In the arena the next day, Atticus and Milo are amongst a group of slaves that are pitted against superior forces in a recreation of the sacking of Milo’s village. He turns the tables on Corvus’s plan to have him meet his end in the fighting, but before Corvus can retaliate further, the mountain begins to erupt. Parts of the arena collapse, leaving Corvus and Cassia’s parents unconscious in the wreckage. Milo attempts to find Cassia who fled the arena just before the eruption; when Severus and Aurelia come to they try to kill Corvus but he survives, and he too goes after Cassia. While the city is destroyed around them, Milo, Corvus and Cassia try to avoid being killed before a final showdown becomes inevitable.

Pompeii - scene

There’s a grim inevitability about the subject matter that makes Pompeii a hard movie to review. It’s a disaster movie, and while that’s as apt a description of things as you’re ever likely to get, the movie does have a compelling visual style, and Anderson, while not exactly the most subtle or dramatically creative of writer/directors, marshals the final third’s fireworks with an aggressive brio that suits the material perfectly. And therein lies the problem for any reviewer of a movie such as this one: ultimately, we’re only here to see the mountain do its worst and satisfy the devastation junkie within all of us.

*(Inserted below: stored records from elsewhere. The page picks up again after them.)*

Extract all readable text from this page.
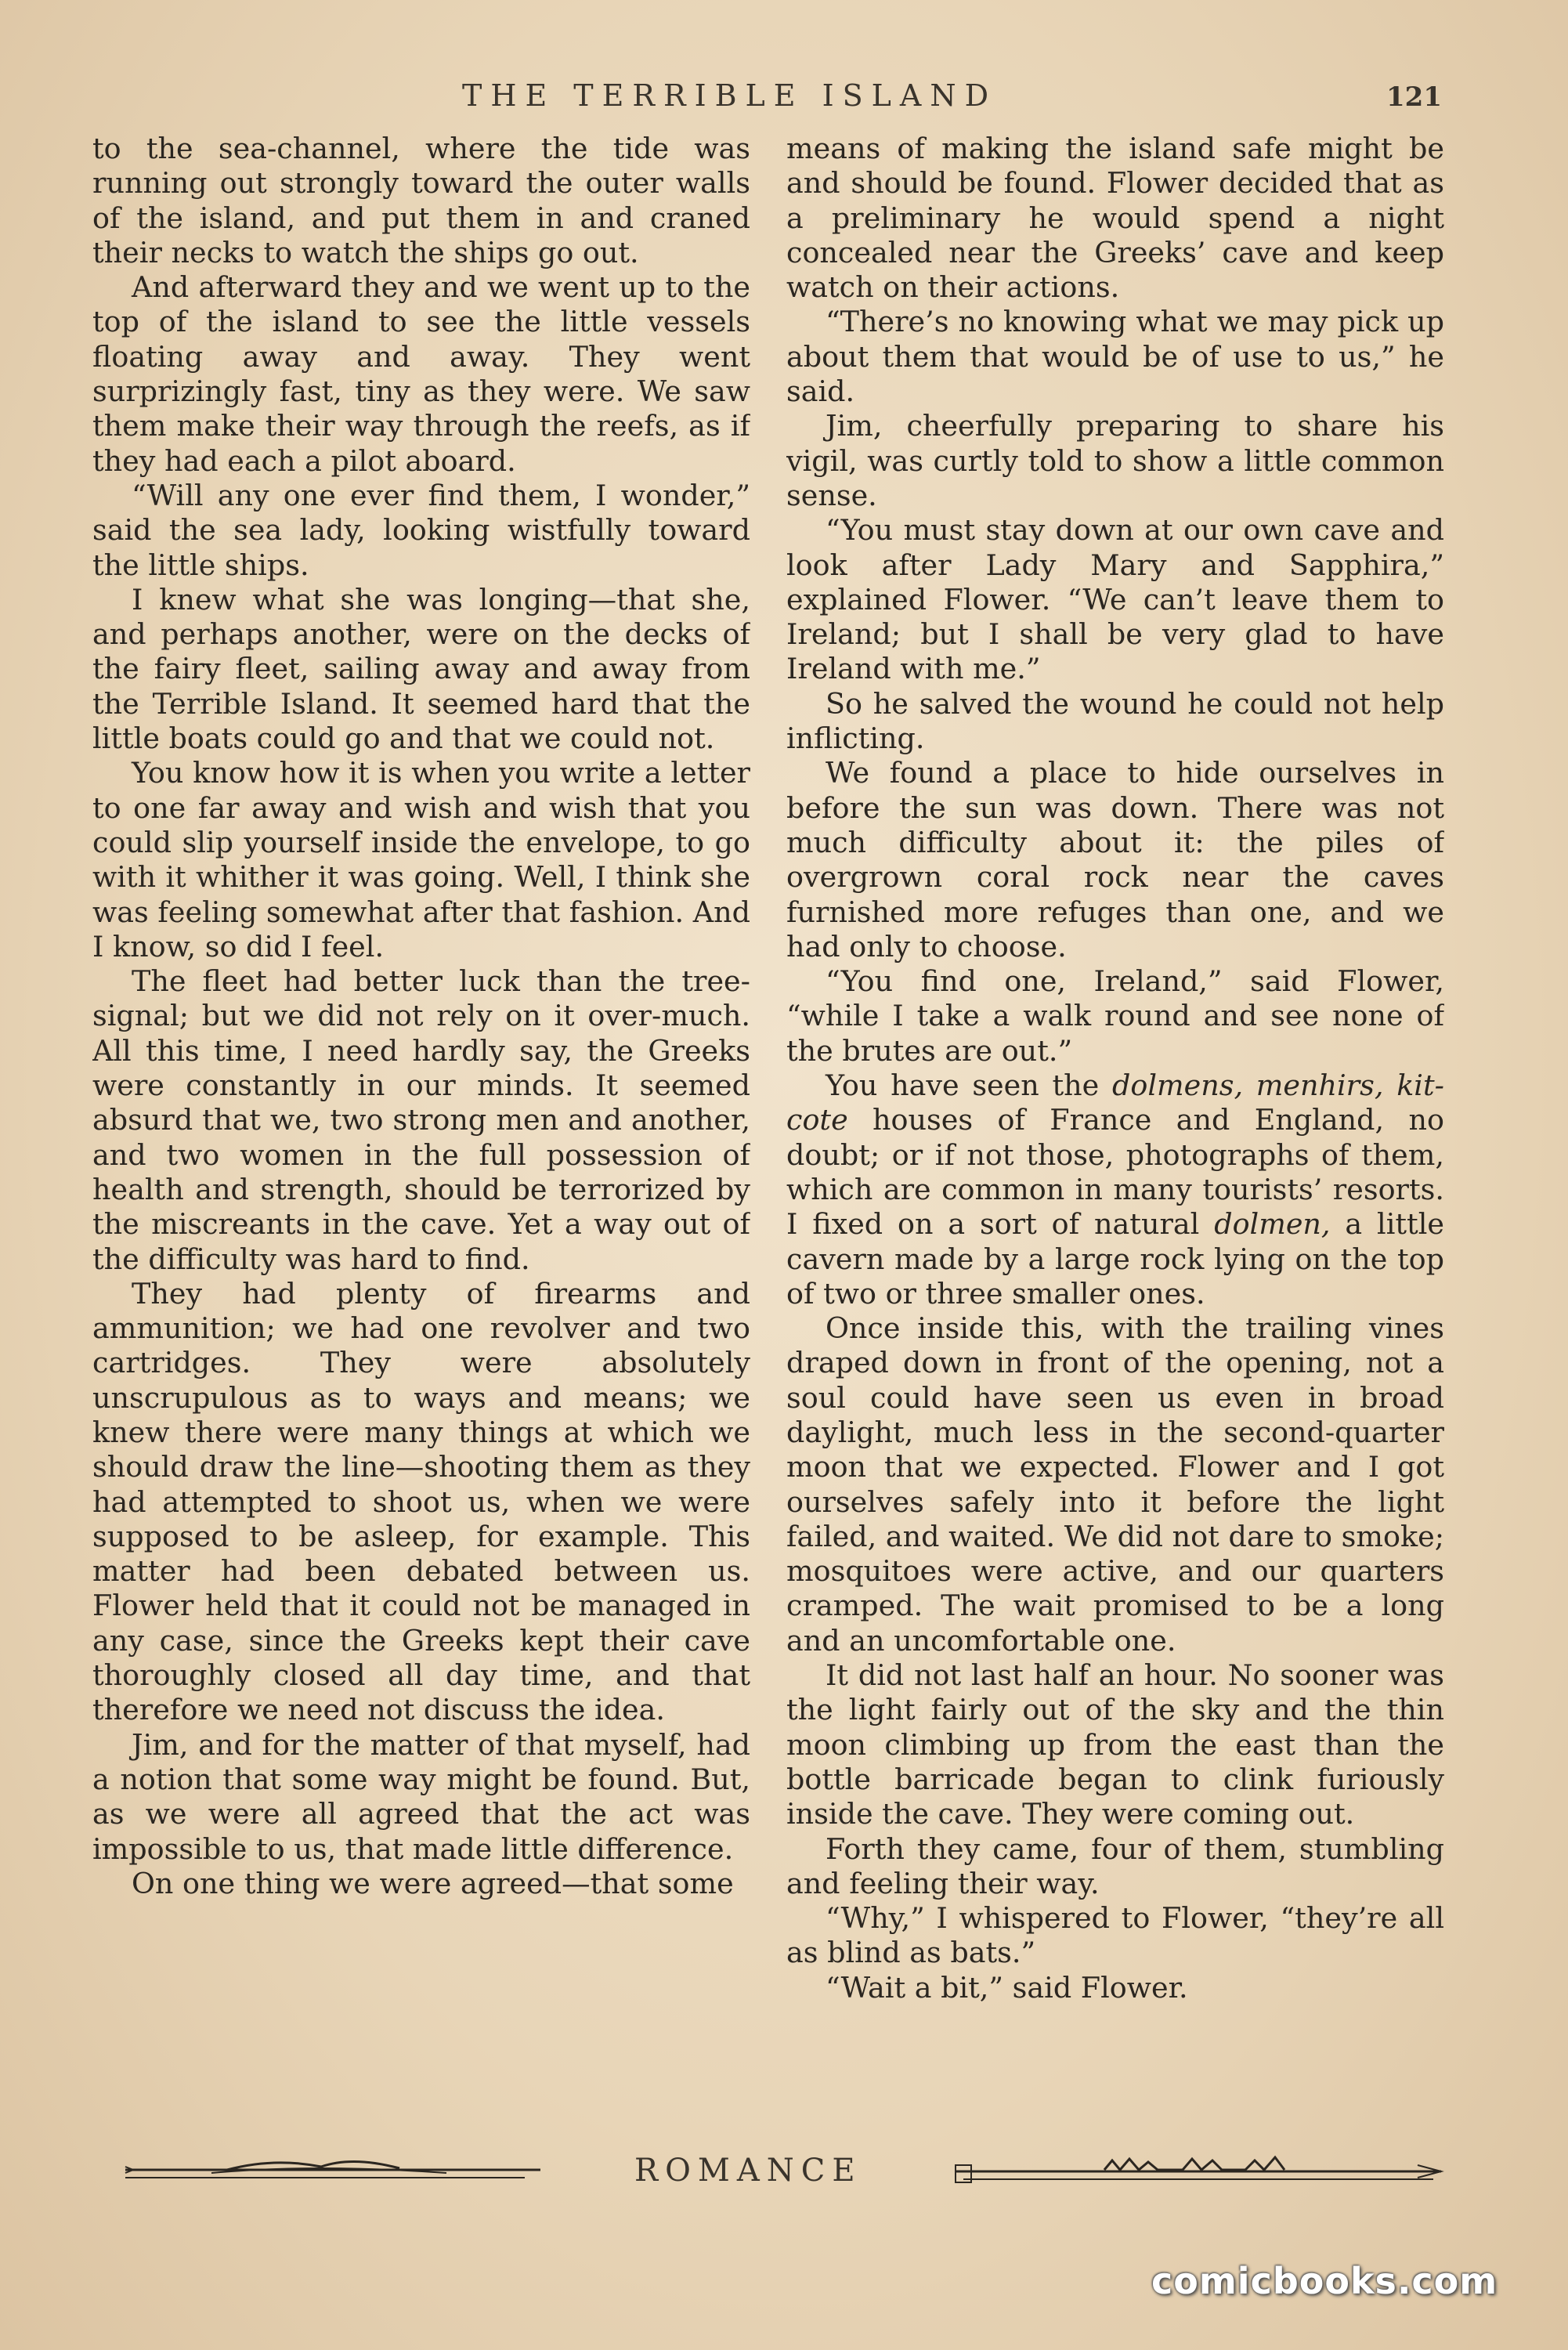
THE TERRIBLE ISLAND	121

to the sea-channel, where the tide was running out strongly toward the outer walls of the island, and put them in and craned their necks to watch the ships go out.

And afterward they and we went up to the top of the island to see the little vessels floating away and away. They went surprizingly fast, tiny as they were. We saw them make their way through the reefs, as if they had each a pilot aboard.

“Will any one ever find them, I wonder,” said the sea lady, looking wistfully toward the little ships.

I knew what she was longing—that she, and perhaps another, were on the decks of the fairy fleet, sailing away and away from the Terrible Island. It seemed hard that the little boats could go and that we could not.

You know how it is when you write a letter to one far away and wish and wish that you could slip yourself inside the envelope, to go with it whither it was going. Well, I think she was feeling somewhat after that fashion. And I know, so did I feel.

The fleet had better luck than the tree-signal; but we did not rely on it over-much. All this time, I need hardly say, the Greeks were constantly in our minds. It seemed absurd that we, two strong men and another, and two women in the full possession of health and strength, should be terrorized by the miscreants in the cave. Yet a way out of the difficulty was hard to find.

They had plenty of firearms and ammunition; we had one revolver and two cartridges. They were absolutely unscrupulous as to ways and means; we knew there were many things at which we should draw the line—shooting them as they had attempted to shoot us, when we were supposed to be asleep, for example. This matter had been debated between us. Flower held that it could not be managed in any case, since the Greeks kept their cave thoroughly closed all day time, and that therefore we need not discuss the idea.

Jim, and for the matter of that myself, had a notion that some way might be found. But, as we were all agreed that the act was impossible to us, that made little difference.

On one thing we were agreed—that some

means of making the island safe might be and should be found. Flower decided that as a preliminary he would spend a night concealed near the Greeks’ cave and keep watch on their actions.

“There’s no knowing what we may pick up about them that would be of use to us,” he said.

Jim, cheerfully preparing to share his vigil, was curtly told to show a little common sense.

“You must stay down at our own cave and look after Lady Mary and Sapphira,” explained Flower. “We can’t leave them to Ireland; but I shall be very glad to have Ireland with me.”

So he salved the wound he could not help inflicting.

We found a place to hide ourselves in before the sun was down. There was not much difficulty about it: the piles of overgrown coral rock near the caves furnished more refuges than one, and we had only to choose.

“You find one, Ireland,” said Flower, “while I take a walk round and see none of the brutes are out.”

You have seen the dolmens, menhirs, kit-cote houses of France and England, no doubt; or if not those, photographs of them, which are common in many tourists’ resorts. I fixed on a sort of natural dolmen, a little cavern made by a large rock lying on the top of two or three smaller ones.

Once inside this, with the trailing vines draped down in front of the opening, not a soul could have seen us even in broad daylight, much less in the second-quarter moon that we expected. Flower and I got ourselves safely into it before the light failed, and waited. We did not dare to smoke; mosquitoes were active, and our quarters cramped. The wait promised to be a long and an uncomfortable one.

It did not last half an hour. No sooner was the light fairly out of the sky and the thin moon climbing up from the east than the bottle barricade began to clink furiously inside the cave. They were coming out.

Forth they came, four of them, stumbling and feeling their way.

“Why,” I whispered to Flower, “they’re all as blind as bats.”

“Wait a bit,” said Flower.

ROMANCE
comicbooks.com
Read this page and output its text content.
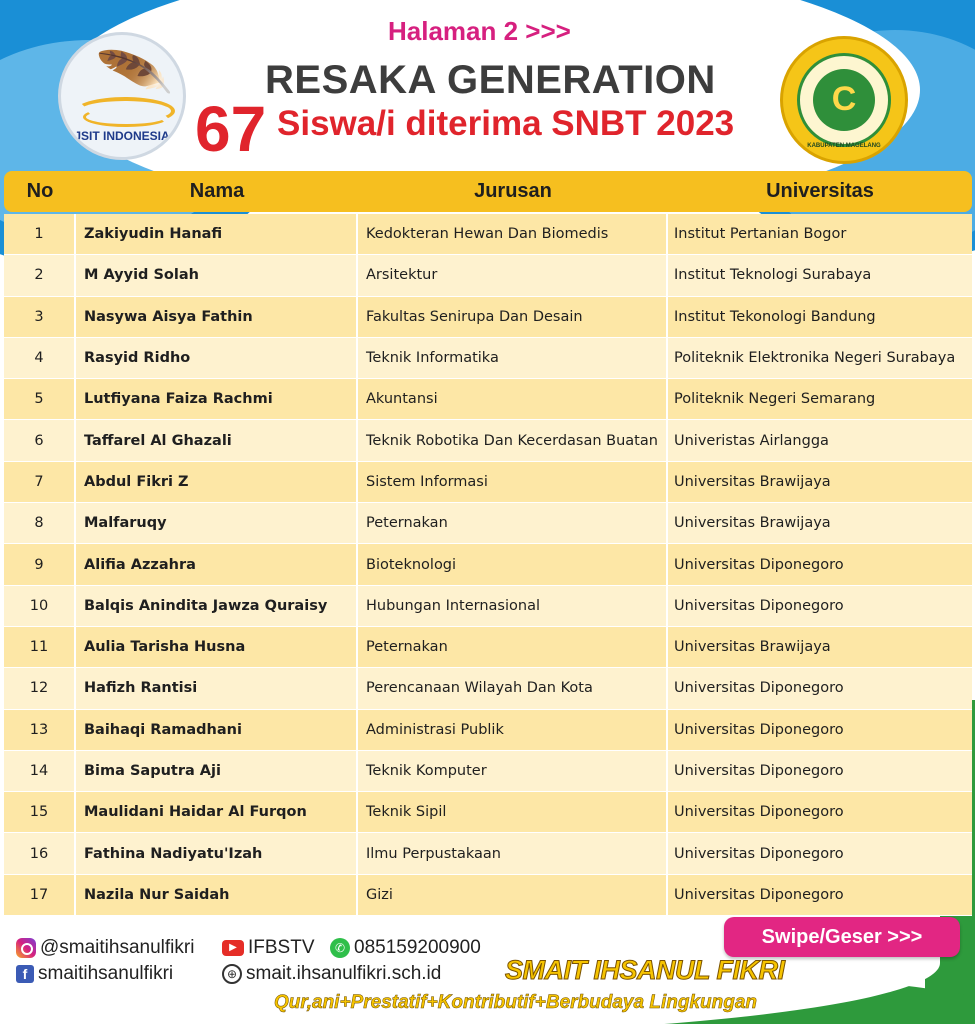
🪶
JSIT INDONESIA
C
KABUPATEN MAGELANG
Halaman 2 >>>
RESAKA GENERATION
67 Siswa/i diterima SNBT 2023
No	Nama	Jurusan	Universitas
1	Zakiyudin Hanafi	Kedokteran Hewan Dan Biomedis	Institut Pertanian Bogor
2	M Ayyid Solah	Arsitektur	Institut Teknologi Surabaya
3	Nasywa Aisya Fathin	Fakultas Senirupa Dan Desain	Institut Tekonologi Bandung
4	Rasyid Ridho	Teknik Informatika	Politeknik Elektronika Negeri Surabaya
5	Lutfiyana Faiza Rachmi	Akuntansi	Politeknik Negeri Semarang
6	Taffarel Al Ghazali	Teknik Robotika Dan Kecerdasan Buatan	Univeristas Airlangga
7	Abdul Fikri Z	Sistem Informasi	Universitas Brawijaya
8	Malfaruqy	Peternakan	Universitas Brawijaya
9	Alifia Azzahra	Bioteknologi	Universitas Diponegoro
10	Balqis Anindita Jawza Quraisy	Hubungan Internasional	Universitas Diponegoro
11	Aulia Tarisha Husna	Peternakan	Universitas Brawijaya
12	Hafizh Rantisi	Perencanaan Wilayah Dan Kota	Universitas Diponegoro
13	Baihaqi Ramadhani	Administrasi Publik	Universitas Diponegoro
14	Bima Saputra Aji	Teknik Komputer	Universitas Diponegoro
15	Maulidani Haidar Al Furqon	Teknik Sipil	Universitas Diponegoro
16	Fathina Nadiyatu'Izah	Ilmu Perpustakaan	Universitas Diponegoro
17	Nazila Nur Saidah	Gizi	Universitas Diponegoro
@smaitihsanulfikri	▶ IFBSTV	✆ 085159200900
f smaitihsanulfikri	⊕ smait.ihsanulfikri.sch.id
Swipe/Geser >>>
SMAIT IHSANUL FIKRI
Qur,ani+Prestatif+Kontributif+Berbudaya Lingkungan
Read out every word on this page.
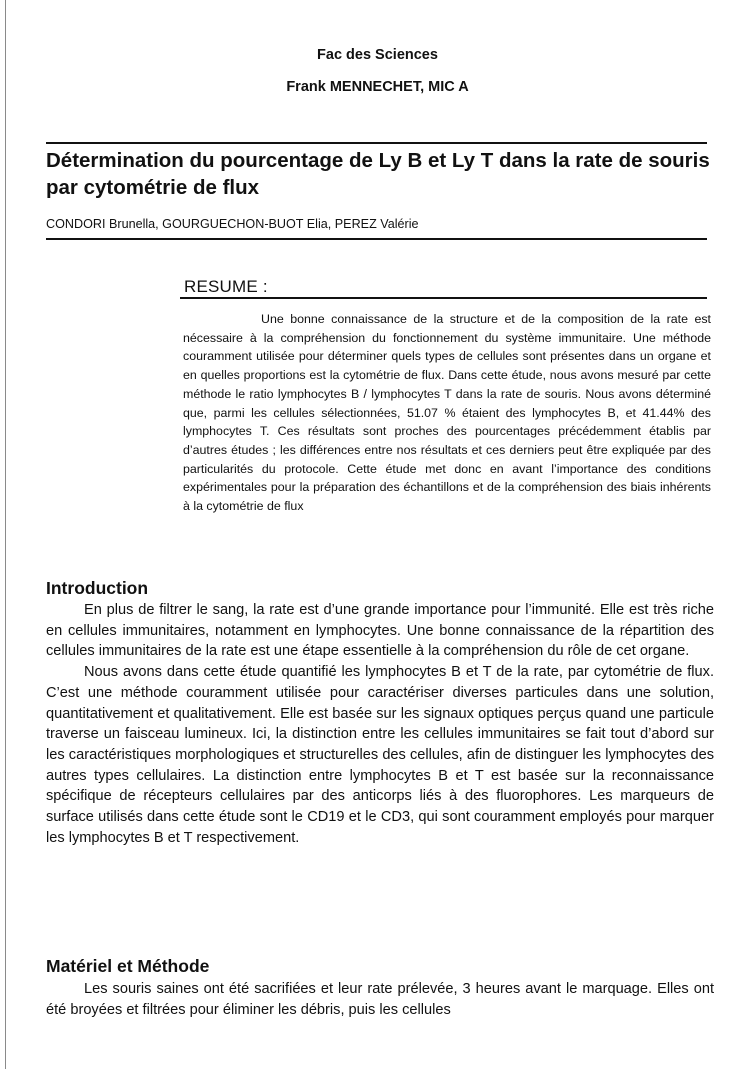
Fac des Sciences
Frank MENNECHET, MIC A
Détermination du pourcentage de Ly B et Ly T dans la rate de souris par cytométrie de flux
CONDORI Brunella, GOURGUECHON-BUOT Elia, PEREZ Valérie
RESUME :

Une bonne connaissance de la structure et de la composition de la rate est nécessaire à la compréhension du fonctionnement du système immunitaire. Une méthode couramment utilisée pour déterminer quels types de cellules sont présentes dans un organe et en quelles proportions est la cytométrie de flux. Dans cette étude, nous avons mesuré par cette méthode le ratio lymphocytes B / lymphocytes T dans la rate de souris. Nous avons déterminé que, parmi les cellules sélectionnées, 51.07 % étaient des lymphocytes B, et 41.44% des lymphocytes T. Ces résultats sont proches des pourcentages précédemment établis par d’autres études ; les différences entre nos résultats et ces derniers peut être expliquée par des particularités du protocole. Cette étude met donc en avant l’importance des conditions expérimentales pour la préparation des échantillons et de la compréhension des biais inhérents à la cytométrie de flux

Introduction

En plus de filtrer le sang, la rate est d’une grande importance pour l’immunité. Elle est très riche en cellules immunitaires, notamment en lymphocytes. Une bonne connaissance de la répartition des cellules immunitaires de la rate est une étape essentielle à la compréhension du rôle de cet organe.

Nous avons dans cette étude quantifié les lymphocytes B et T de la rate, par cytométrie de flux. C’est une méthode couramment utilisée pour caractériser diverses particules dans une solution, quantitativement et qualitativement. Elle est basée sur les signaux optiques perçus quand une particule traverse un faisceau lumineux. Ici, la distinction entre les cellules immunitaires se fait tout d’abord sur les caractéristiques morphologiques et structurelles des cellules, afin de distinguer les lymphocytes des autres types cellulaires. La distinction entre lymphocytes B et T est basée sur la reconnaissance spécifique de récepteurs cellulaires par des anticorps liés à des fluorophores. Les marqueurs de surface utilisés dans cette étude sont le CD19 et le CD3, qui sont couramment employés pour marquer les lymphocytes B et T respectivement.

Matériel et Méthode

Les souris saines ont été sacrifiées et leur rate prélevée, 3 heures avant le marquage. Elles ont été broyées et filtrées pour éliminer les débris, puis les cellules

But before all that, though, there’s the lead-up, an hour of uninteresting, derivative anti-dramatics that keep the characters busy until they have to start running and screaming and avoid being covered in molten lava. Milo and Cassia’s romance is lukewarm at best and is played with the same level of intensity by Harington and Browning as if they were choosing a mortgage provider. Sutherland makes a great villain but his accent is a weird mix of public school English and mid-American vowel mangling; it’s a mesmerising performance, and almost transcends the rest of the movie, as if the actor had the measure of the movie from the very beginning and chose to just have fun with it (if so, he more than succeeds). Harris and Moss are wasted in their secondary roles, Lucas’ role is one step up from the customary maid in waiting, and Akinnuoye-Agbaje does his best as the noble savage who’s naïve enough to believe he can win his freedom in the arena, and is called upon to refer to the mountain in hushed tones whenever there’s even the slightest rumble or disturbance.

On the plot side of things, there’s too much lifted from Gladiator (2000) for Pompeii to be anything other than – for the first hour at least – a pale imitation of that movie and its easily more credible heroics (and Harington is definitely no Russell Crowe), and the whole idea of a plan to regenerate Pompeii before the mountain erupts is either a gloriously ironic move on the filmmakers’ part, or just incredibly crass – and it’s hard to tell which is the more likely. As mentioned before, Anderson is less than gifted in the subtlety stakes, and he piles contrivance atop uninspiring dialogue atop simplistic character motivations with the giddy abandon of someone who can’t believe he’s been given an estimated $100,000,000 to make a movie in the first place. (Yes, you read that right: $100,000,000. Where did it all go to?)

But when it comes, the destruction – what we’ve all been waiting for – is magnificent. Anderson doesn’t skimp on the pyrotechnics and the flaming rocks and the mini tsunami and the exploding buildings and the suddenly yawning chasms, and after the fallout from the initial eruption, gives us the truly impressive sight of Mount Vesuvius blowing its top and then some. Forget Volcano (1997) and Dante’s Peak (1997), hell, even Mount Yosemite going up in 2012 (2009) – Pompeii gives us the eruption to end all eruptions, a staggering special effect that will take some beating, and which is easily worth waiting for. It’s the one moment the movie had to get right, and it does so, spectacularly.

Rating: 5/10 – yes it’s extremely silly in places, and yes it’s full of historical inaccuracies, but Pompeii brushes all that aside by piling on the destructive spectacle and providing plenty of “wow” moments; event cinema for the critically unconcerned and in some ways, all the better for it.